Flip Flop Friday!?!
Does your place of business allow flip flops?? I bet they do if you are in California! I don’t know if it’s true (I’d love some feedback) but my sense is that many businesses that are in warm climates, allow a much more casual workplace that includes flip flops every day of the week, not just Friday. I’m picturing a company like Google where it seems, according to the press anyway, that employees show up to work in shorts and flip flops. Dress code is often highly influenced by U.S. regions and climate. Again, I don’t know if it’s true or not, but it seems like employers on the East coast (i.e. NY and East), are more formal than the Midwest.
In the Midwest, when I was meeting with a web developer, he showed up in shorts and flip flops – and yes, it was summertime. But I have to say, I was somewhat offended and didn’t feel that he was taking our meeting seriously. I expect that when employees are meeting with customers (I was the customer in that scenario) that they will at least dress in business casual attire. To be fair, I am not a Millennial. But I am happier in a pair of blue jeans than I am in a business suit. I want to be comfortable. But I still think if you’re meeting with a customer or client that you should dress up a bit. If you’re meeting with an international customer, you may have to dress up a lot.

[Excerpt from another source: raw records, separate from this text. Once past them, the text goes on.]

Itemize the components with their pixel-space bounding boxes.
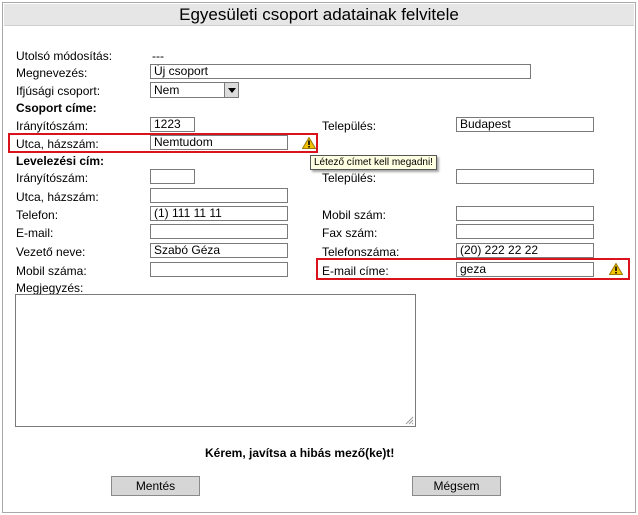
leader-phone-input[interactable]: (20) 222 22 22 (456, 243, 594, 258)
mail-street-label: Utca, házszám: (16, 190, 99, 204)
name-label: Megnevezés: (16, 66, 88, 80)
mail-zip-input[interactable] (150, 169, 195, 184)
zip-label: Irányítószám: (16, 119, 89, 133)
chevron-down-icon[interactable] (224, 83, 238, 97)
validation-tooltip: Létező címet kell megadni! (310, 155, 437, 170)
street-label: Utca, házszám: (16, 137, 99, 151)
leader-mobile-label: Mobil száma: (16, 264, 87, 278)
mobile-input[interactable] (456, 206, 594, 221)
mail-city-label: Település: (322, 171, 377, 185)
leader-name-input[interactable]: Szabó Géza (150, 243, 288, 258)
mail-zip-label: Irányítószám: (16, 171, 89, 185)
email-label: E-mail: (16, 226, 54, 240)
mail-street-input[interactable] (150, 188, 288, 203)
youth-group-label: Ifjúsági csoport: (16, 84, 101, 98)
fax-label: Fax szám: (322, 226, 378, 240)
leader-mobile-input[interactable] (150, 262, 288, 277)
city-label: Település: (322, 119, 377, 133)
leader-name-label: Vezető neve: (16, 245, 86, 259)
save-button[interactable]: Mentés (111, 476, 200, 496)
resize-grip-icon[interactable] (404, 415, 414, 425)
mobile-label: Mobil szám: (322, 208, 387, 222)
note-label: Megjegyzés: (16, 281, 84, 295)
mail-city-input[interactable] (456, 169, 594, 184)
name-input[interactable]: Új csoport (150, 64, 531, 79)
youth-group-select[interactable]: Nem (150, 82, 239, 98)
leader-email-label: E-mail címe: (322, 264, 389, 278)
warning-icon (302, 137, 316, 149)
group-address-heading: Csoport címe: (16, 101, 97, 115)
leader-phone-label: Telefonszáma: (322, 245, 400, 259)
error-message: Kérem, javítsa a hibás mező(ke)t! (205, 446, 395, 460)
note-textarea[interactable] (15, 294, 416, 427)
city-input[interactable]: Budapest (456, 117, 594, 132)
phone-label: Telefon: (16, 208, 59, 222)
leader-email-input[interactable]: geza (456, 262, 594, 277)
page-title: Egyesületi csoport adatainak felvitele (4, 4, 634, 26)
last-modified-value: --- (152, 49, 164, 63)
mail-address-heading: Levelezési cím: (16, 154, 105, 168)
fax-input[interactable] (456, 224, 594, 239)
email-input[interactable] (150, 224, 288, 239)
cancel-button[interactable]: Mégsem (412, 476, 501, 496)
street-input[interactable]: Nemtudom (150, 135, 288, 150)
youth-group-value: Nem (154, 83, 180, 97)
zip-input[interactable]: 1223 (150, 117, 195, 132)
warning-icon (609, 263, 623, 275)
last-modified-label: Utolsó módosítás: (16, 49, 113, 63)
phone-input[interactable]: (1) 111 11 11 (150, 206, 288, 221)
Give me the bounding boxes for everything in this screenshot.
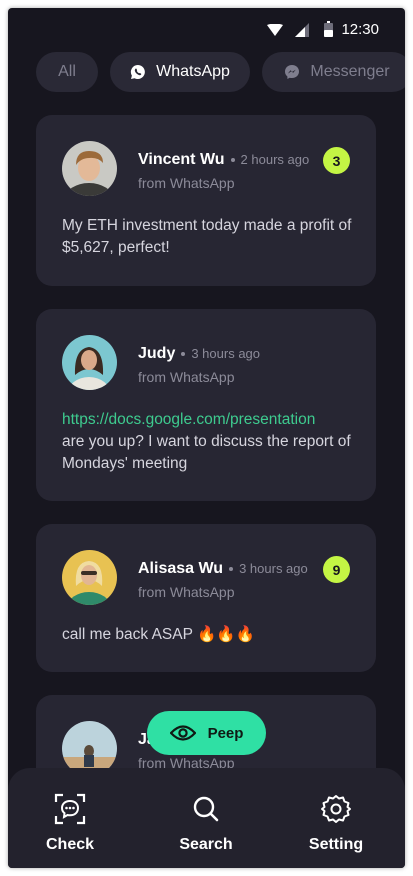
sender-name: Alisasa Wu 3 hours ago: [138, 560, 308, 578]
tab-label: WhatsApp: [156, 63, 230, 80]
message-card[interactable]: Vincent Wu 2 hours ago from WhatsApp 3 My…: [36, 115, 376, 286]
sender-name: Judy 3 hours ago: [138, 345, 260, 363]
avatar: [62, 335, 117, 390]
bottom-navigation: Check Search Setting: [8, 768, 405, 868]
nav-label: Setting: [308, 836, 364, 853]
tab-label: Messenger: [310, 63, 390, 80]
nav-check[interactable]: Check: [25, 792, 115, 854]
status-time: 12:30: [341, 21, 379, 38]
search-icon: [193, 796, 219, 822]
message-time: 3 hours ago: [181, 346, 260, 361]
message-text: My ETH investment today made a profit of…: [62, 217, 352, 256]
tab-label: All: [58, 63, 76, 80]
message-source: from WhatsApp: [138, 584, 235, 600]
peep-button[interactable]: Peep: [147, 711, 266, 755]
nav-setting[interactable]: Setting: [291, 792, 381, 854]
phone-screen: 12:30 All WhatsApp Messenger Vincent Wu …: [8, 8, 405, 868]
message-source: from WhatsApp: [138, 369, 235, 385]
message-card[interactable]: Alisasa Wu 3 hours ago from WhatsApp 9 ca…: [36, 524, 376, 672]
tab-messenger[interactable]: Messenger: [262, 52, 405, 92]
signal-icon: [295, 23, 309, 37]
message-card[interactable]: Judy 3 hours ago from WhatsApp https://do…: [36, 309, 376, 501]
eye-icon: [169, 725, 196, 741]
gear-icon: [321, 795, 351, 823]
avatar: [62, 141, 117, 196]
avatar: [62, 550, 117, 605]
message-time: 3 hours ago: [229, 561, 308, 576]
message-link[interactable]: https://docs.google.com/presentation: [62, 409, 352, 431]
scan-chat-icon: [54, 793, 86, 825]
message-time-text: 3 hours ago: [191, 346, 261, 361]
message-time-text: 3 hours ago: [239, 561, 308, 576]
message-text: are you up? I want to discuss the report…: [62, 433, 351, 472]
unread-badge: 3: [323, 147, 350, 174]
tab-whatsapp[interactable]: WhatsApp: [110, 52, 250, 92]
whatsapp-icon: [130, 64, 145, 79]
status-bar: 12:30: [8, 8, 405, 52]
message-source: from WhatsApp: [138, 175, 235, 191]
messenger-icon: [285, 65, 300, 79]
sender-name-text: Judy: [138, 345, 176, 362]
message-time: 2 hours ago: [230, 152, 310, 167]
nav-search[interactable]: Search: [161, 792, 251, 854]
message-text: call me back ASAP 🔥🔥🔥: [62, 626, 255, 643]
unread-badge: 9: [323, 556, 350, 583]
sender-name-text: Vincent Wu: [138, 151, 225, 168]
peep-label: Peep: [207, 724, 244, 742]
battery-icon: [324, 21, 333, 37]
nav-label: Check: [45, 836, 95, 853]
wifi-icon: [267, 24, 283, 36]
sender-name: Vincent Wu 2 hours ago: [138, 151, 309, 169]
sender-name-text: Alisasa Wu: [138, 560, 224, 577]
tab-all[interactable]: All: [36, 52, 98, 92]
message-body: https://docs.google.com/presentation are…: [62, 409, 352, 475]
message-time-text: 2 hours ago: [240, 152, 310, 167]
nav-label: Search: [179, 836, 233, 853]
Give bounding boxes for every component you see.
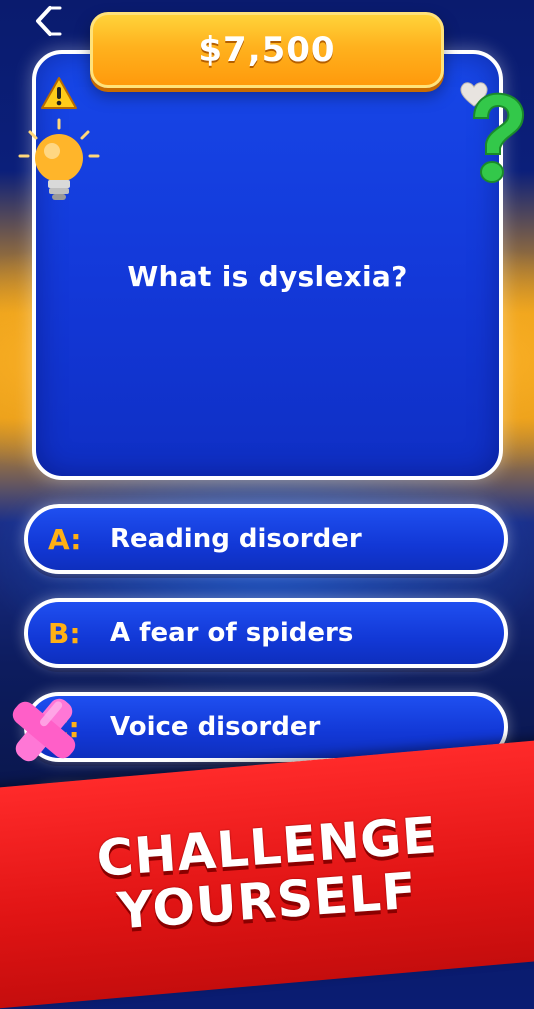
warning-icon[interactable] — [40, 76, 78, 110]
answer-text: A fear of spiders — [110, 618, 354, 648]
lightbulb-icon[interactable] — [18, 118, 100, 206]
back-button[interactable] — [30, 4, 64, 38]
prize-banner: $7,500 — [90, 12, 444, 88]
answer-letter: A: — [48, 522, 82, 556]
answer-text: Voice disorder — [110, 712, 321, 742]
answer-letter: B: — [48, 616, 81, 650]
answer-text: Reading disorder — [110, 524, 362, 554]
back-chevron-icon — [36, 6, 62, 36]
answer-option-a[interactable]: A: Reading disorder — [24, 504, 508, 574]
question-card: What is dyslexia? — [32, 50, 503, 480]
question-mark-icon[interactable] — [460, 90, 532, 190]
question-text: What is dyslexia? — [127, 260, 408, 293]
answer-option-b[interactable]: B: A fear of spiders — [24, 598, 508, 668]
pink-x-icon — [12, 698, 76, 762]
prize-value: $7,500 — [198, 30, 336, 70]
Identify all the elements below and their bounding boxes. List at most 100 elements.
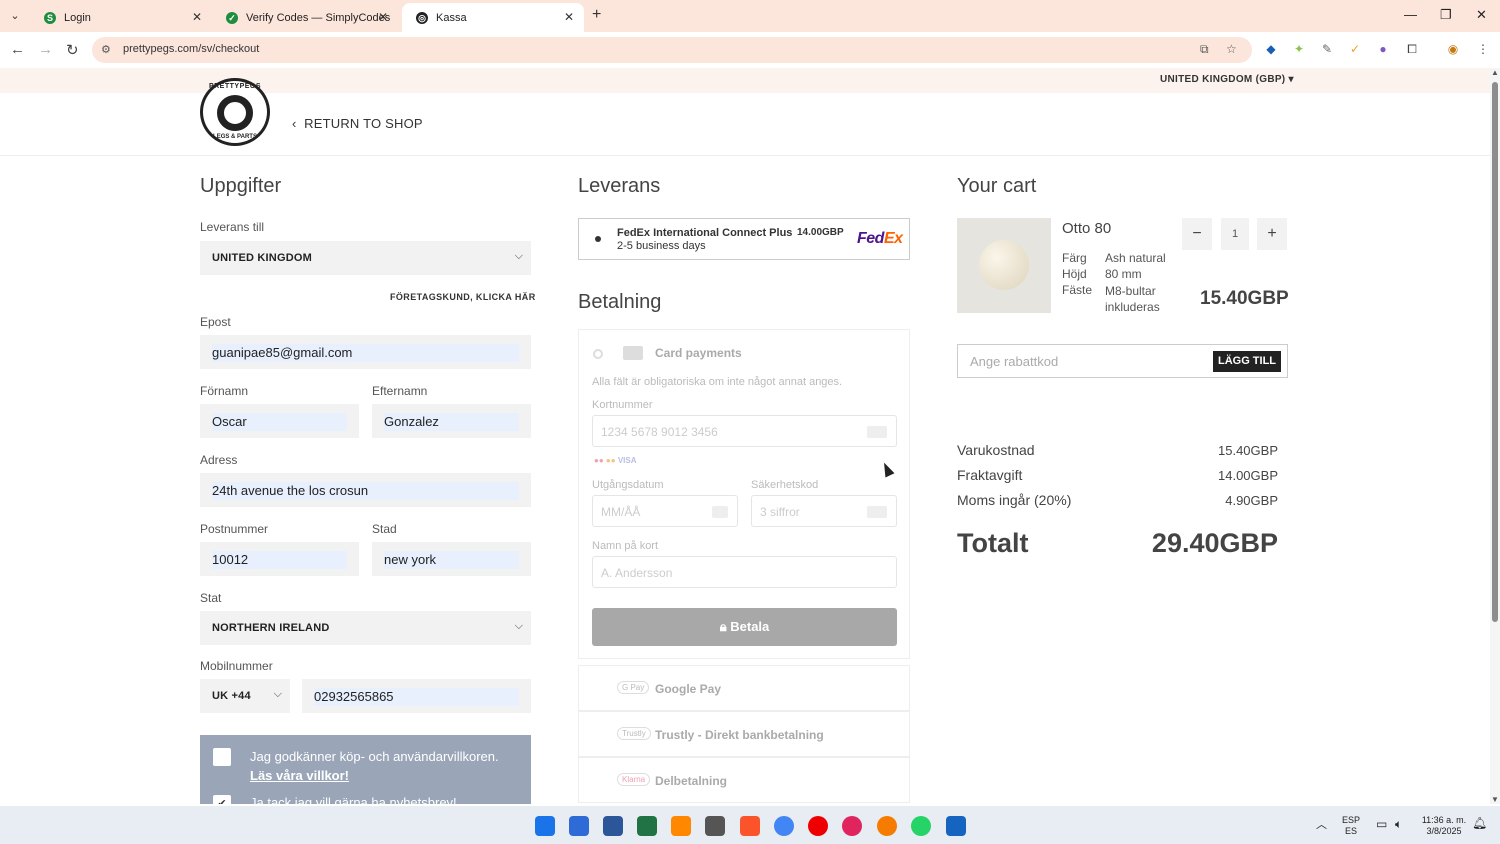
expiry-input[interactable]: MM/ÅÅ: [592, 495, 738, 527]
terms-link[interactable]: Läs våra villkor!: [250, 768, 349, 783]
tab-kassa[interactable]: ◎ Kassa ✕: [402, 3, 584, 32]
address-bar[interactable]: ⚙ prettypegs.com/sv/checkout ⧉ ☆: [92, 37, 1252, 63]
opera-gx-app-icon[interactable]: [842, 816, 862, 836]
volume-icon[interactable]: 🔈︎: [1395, 818, 1402, 830]
email-value: guanipae85@gmail.com: [212, 344, 519, 362]
address-value: 24th avenue the los crosun: [212, 482, 519, 500]
profile-avatar-icon[interactable]: ◉: [1446, 42, 1460, 56]
network-icon[interactable]: ▭: [1376, 818, 1387, 830]
product-name[interactable]: Otto 80: [1062, 220, 1111, 237]
windows-start-icon[interactable]: [535, 816, 555, 836]
extension-leaf-icon[interactable]: ✦: [1292, 42, 1306, 56]
phone-field[interactable]: 02932565865: [302, 679, 531, 713]
shipping-option[interactable]: FedEx International Connect Plus 2-5 bus…: [578, 218, 910, 260]
cvc-input[interactable]: 3 siffror: [751, 495, 897, 527]
prettypegs-logo[interactable]: PRETTYPEGS LEGS & PARTS: [200, 78, 270, 146]
back-icon[interactable]: ←: [10, 41, 25, 58]
opera-app-icon[interactable]: [808, 816, 828, 836]
close-tab-icon[interactable]: ✕: [564, 10, 574, 24]
close-tab-icon[interactable]: ✕: [378, 10, 388, 24]
clock[interactable]: 11:36 a. m. 3/8/2025: [1418, 815, 1470, 837]
extensions-puzzle-icon[interactable]: ⧠: [1405, 42, 1419, 56]
scroll-up-icon[interactable]: ▲: [1491, 68, 1499, 77]
first-name-field[interactable]: Oscar: [200, 404, 359, 438]
trustly-option[interactable]: Trustly Trustly - Direkt bankbetalning: [578, 711, 910, 757]
last-name-field[interactable]: Gonzalez: [372, 404, 531, 438]
url-text[interactable]: prettypegs.com/sv/checkout: [123, 43, 259, 55]
tab-search-icon[interactable]: ⌄: [6, 7, 24, 25]
tab-verify-codes[interactable]: ✓ Verify Codes — SimplyCodes ✕: [212, 3, 398, 32]
ship-to-value: UNITED KINGDOM: [212, 252, 312, 264]
new-tab-icon[interactable]: +: [592, 6, 601, 24]
logo-text-top: PRETTYPEGS: [208, 83, 262, 90]
terms-checkbox[interactable]: [213, 748, 231, 766]
chevron-down-icon: ⌵: [273, 688, 282, 700]
extension-circle-icon[interactable]: ●: [1376, 42, 1390, 56]
extension-simplycodes-icon[interactable]: ✓: [1348, 42, 1362, 56]
show-hidden-icons[interactable]: ︿: [1316, 820, 1327, 831]
close-tab-icon[interactable]: ✕: [192, 10, 202, 24]
minimize-icon[interactable]: —: [1404, 7, 1417, 22]
return-to-shop-link[interactable]: ‹ RETURN TO SHOP: [292, 116, 423, 131]
email-field[interactable]: guanipae85@gmail.com: [200, 335, 531, 369]
site-info-icon[interactable]: ⚙: [101, 43, 111, 56]
forward-icon[interactable]: →: [38, 41, 53, 58]
address-field[interactable]: 24th avenue the los crosun: [200, 473, 531, 507]
card-name-input[interactable]: A. Andersson: [592, 556, 897, 588]
increase-qty-button[interactable]: +: [1257, 218, 1287, 250]
calculator-app-icon[interactable]: [705, 816, 725, 836]
reload-icon[interactable]: ↻: [66, 41, 79, 59]
whatsapp-app-icon[interactable]: [911, 816, 931, 836]
terms-box: Jag godkänner köp- och användarvillkoren…: [200, 735, 531, 804]
corporate-customer-link[interactable]: FÖRETAGSKUND, KLICKA HÄR: [390, 292, 536, 302]
install-app-icon[interactable]: ⧉: [1200, 42, 1209, 57]
apply-coupon-button[interactable]: LÄGG TILL: [1213, 351, 1281, 372]
zip-field[interactable]: 10012: [200, 542, 359, 576]
extension-shield-icon[interactable]: ◆: [1264, 42, 1278, 56]
bookmark-star-icon[interactable]: ☆: [1226, 42, 1237, 56]
language-indicator[interactable]: ESP ES: [1342, 815, 1360, 837]
notification-icon[interactable]: 🔔︎: [1472, 817, 1487, 829]
app-blue-icon[interactable]: [946, 816, 966, 836]
cvc-card-icon: [867, 506, 887, 518]
page-scrollbar[interactable]: ▲ ▼: [1490, 68, 1500, 804]
brave-app-icon[interactable]: [740, 816, 760, 836]
klarna-option[interactable]: Klarna Delbetalning: [578, 757, 910, 803]
lang-code-2: ES: [1345, 826, 1358, 836]
app-c-icon[interactable]: [877, 816, 897, 836]
expiry-placeholder: MM/ÅÅ: [601, 505, 641, 519]
city-value: new york: [384, 551, 519, 569]
qty-input[interactable]: 1: [1221, 218, 1249, 250]
decrease-qty-button[interactable]: −: [1182, 218, 1212, 250]
notepad-app-icon[interactable]: [569, 816, 589, 836]
chrome-app-icon[interactable]: [774, 816, 794, 836]
tab-login[interactable]: S Login ✕: [30, 3, 212, 32]
tab-title: Kassa: [436, 11, 467, 24]
state-select[interactable]: NORTHERN IRELAND ⌵: [200, 611, 531, 645]
scroll-thumb[interactable]: [1492, 82, 1498, 622]
close-window-icon[interactable]: ✕: [1476, 7, 1487, 23]
coupon-field[interactable]: Ange rabattkod LÄGG TILL: [957, 344, 1288, 378]
clock-time: 11:36 a. m.: [1421, 815, 1467, 825]
total-value: 29.40GBP: [1151, 528, 1278, 558]
phone-code-select[interactable]: UK +44 ⌵: [200, 679, 290, 713]
city-field[interactable]: new york: [372, 542, 531, 576]
google-pay-option[interactable]: G Pay Google Pay: [578, 665, 910, 711]
trustly-label: Trustly - Direkt bankbetalning: [655, 728, 824, 742]
restore-icon[interactable]: ❐: [1440, 7, 1452, 23]
card-number-input[interactable]: 1234 5678 9012 3456: [592, 415, 897, 447]
currency-selector[interactable]: UNITED KINGDOM (GBP) ▾: [1160, 74, 1294, 85]
word-app-icon[interactable]: [603, 816, 623, 836]
browser-menu-icon[interactable]: ⋮: [1476, 42, 1490, 56]
ship-to-select[interactable]: UNITED KINGDOM ⌵: [200, 241, 531, 275]
card-number-label: Kortnummer: [592, 399, 653, 411]
last-name-label: Efternamn: [372, 384, 428, 398]
excel-app-icon[interactable]: [637, 816, 657, 836]
newsletter-checkbox[interactable]: ✔: [213, 795, 231, 804]
pay-button[interactable]: 🔒︎ Betala: [592, 608, 897, 646]
scroll-down-icon[interactable]: ▼: [1491, 795, 1499, 804]
google-pay-logo: G Pay: [617, 681, 650, 694]
vlc-app-icon[interactable]: [671, 816, 691, 836]
card-radio-icon[interactable]: [593, 349, 603, 359]
extension-edit-icon[interactable]: ✎: [1320, 42, 1334, 56]
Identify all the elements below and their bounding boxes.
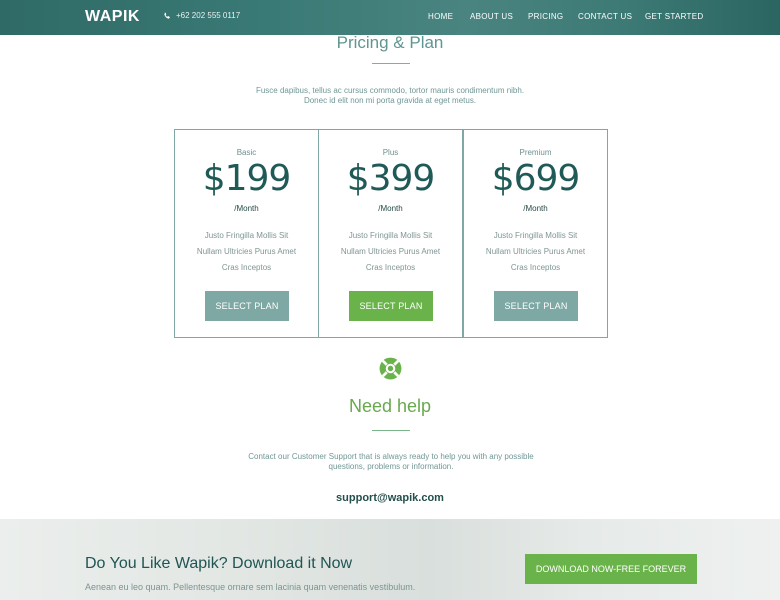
plan-card-plus: Plus $399 /Month Justo Fringilla Mollis … — [318, 129, 463, 338]
pricing-intro-line-2: Donec id elit non mi porta gravida at eg… — [303, 96, 477, 105]
plan-feature: Cras Inceptos — [221, 263, 272, 272]
lifebuoy-icon — [379, 357, 402, 380]
pricing-intro-line-1: Fusce dapibus, tellus ac cursus commodo,… — [255, 86, 525, 95]
plan-feature: Justo Fringilla Mollis Sit — [348, 231, 433, 240]
help-description: Contact our Customer Support that is alw… — [235, 452, 547, 472]
help-description-line-2: questions, problems or information. — [328, 462, 454, 471]
download-button[interactable]: DOWNLOAD NOW-FREE FOREVER — [525, 554, 697, 584]
plan-price: $699 — [491, 158, 581, 199]
main-nav: HOME ABOUT US PRICING CONTACT US GET STA… — [0, 12, 780, 24]
plan-feature: Cras Inceptos — [365, 263, 416, 272]
select-plan-premium-button[interactable]: SELECT PLAN — [494, 291, 578, 321]
plan-period: /Month — [523, 204, 548, 213]
plan-feature: Cras Inceptos — [510, 263, 561, 272]
top-navigation-bar: WAPIK +62 202 555 0117 HOME ABOUT US PRI… — [0, 0, 780, 35]
plan-card-basic: Basic $199 /Month Justo Fringilla Mollis… — [174, 129, 319, 338]
plan-feature: Justo Fringilla Mollis Sit — [493, 231, 578, 240]
pricing-intro: Fusce dapibus, tellus ac cursus commodo,… — [240, 86, 540, 106]
nav-pricing[interactable]: PRICING — [528, 12, 563, 21]
plan-name: Premium — [519, 148, 552, 157]
plan-period: /Month — [378, 204, 403, 213]
plan-feature: Nullam Ultricies Purus Amet — [196, 247, 297, 256]
plan-period: /Month — [234, 204, 259, 213]
banner-title: Do You Like Wapik? Download it Now — [85, 555, 353, 572]
plan-name: Plus — [382, 148, 399, 157]
plan-price: $399 — [346, 158, 436, 199]
help-title: Need help — [348, 396, 432, 416]
plan-feature: Justo Fringilla Mollis Sit — [204, 231, 289, 240]
banner-subtitle: Aenean eu leo quam. Pellentesque ornare … — [85, 582, 416, 592]
plan-name: Basic — [236, 148, 257, 157]
pricing-plans: Basic $199 /Month Justo Fringilla Mollis… — [174, 129, 608, 338]
nav-home[interactable]: HOME — [428, 12, 453, 21]
pricing-title: Pricing & Plan — [336, 33, 444, 52]
plan-feature: Nullam Ultricies Purus Amet — [340, 247, 441, 256]
nav-contact-us[interactable]: CONTACT US — [578, 12, 632, 21]
select-plan-plus-button[interactable]: SELECT PLAN — [349, 291, 433, 321]
plan-feature: Nullam Ultricies Purus Amet — [485, 247, 586, 256]
plan-card-premium: Premium $699 /Month Justo Fringilla Moll… — [463, 129, 608, 338]
download-banner: Do You Like Wapik? Download it Now Aenea… — [0, 519, 780, 600]
help-description-line-1: Contact our Customer Support that is alw… — [248, 452, 534, 461]
pricing-title-divider — [372, 63, 410, 64]
nav-get-started[interactable]: GET STARTED — [645, 12, 703, 21]
support-email-link[interactable]: support@wapik.com — [0, 492, 780, 504]
plan-price: $199 — [202, 158, 292, 199]
help-title-divider — [372, 430, 410, 431]
select-plan-basic-button[interactable]: SELECT PLAN — [205, 291, 289, 321]
nav-about-us[interactable]: ABOUT US — [470, 12, 513, 21]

Dress Code is just one of 12 Sticking Points that Haydn Shaw talks about in his book Sticking Points. For the first time ever, many companies have 4 generations trying to work together. Why does there always seems to be tension between the generations? This is a great read – how many generations do you have in your workplace? Millennials don’t understand why Traditionalists or Baby Boomers don’t allow flip flops. Shaw walks through a simple process that can help your teams work out their difference. Although you may need an unbiased party, such as HR U Can Trust, to lead the discussion.
I personally do not like flip flops. They are uncomfortable (for me), noisy, and I consider them to be unprofessional. But if they don’t cause a safety issue, and you won’t be interacting or coming in contact with a customer, what’s the harm? If someone else like flip flops because they’re comfortable, why not? They might even be more productive – because they’re comfortable.
So don’t just write off the requests from your Millennials. Listen to your team and be willing to flex on some issues that, at the end of the day, may not really matter all that much.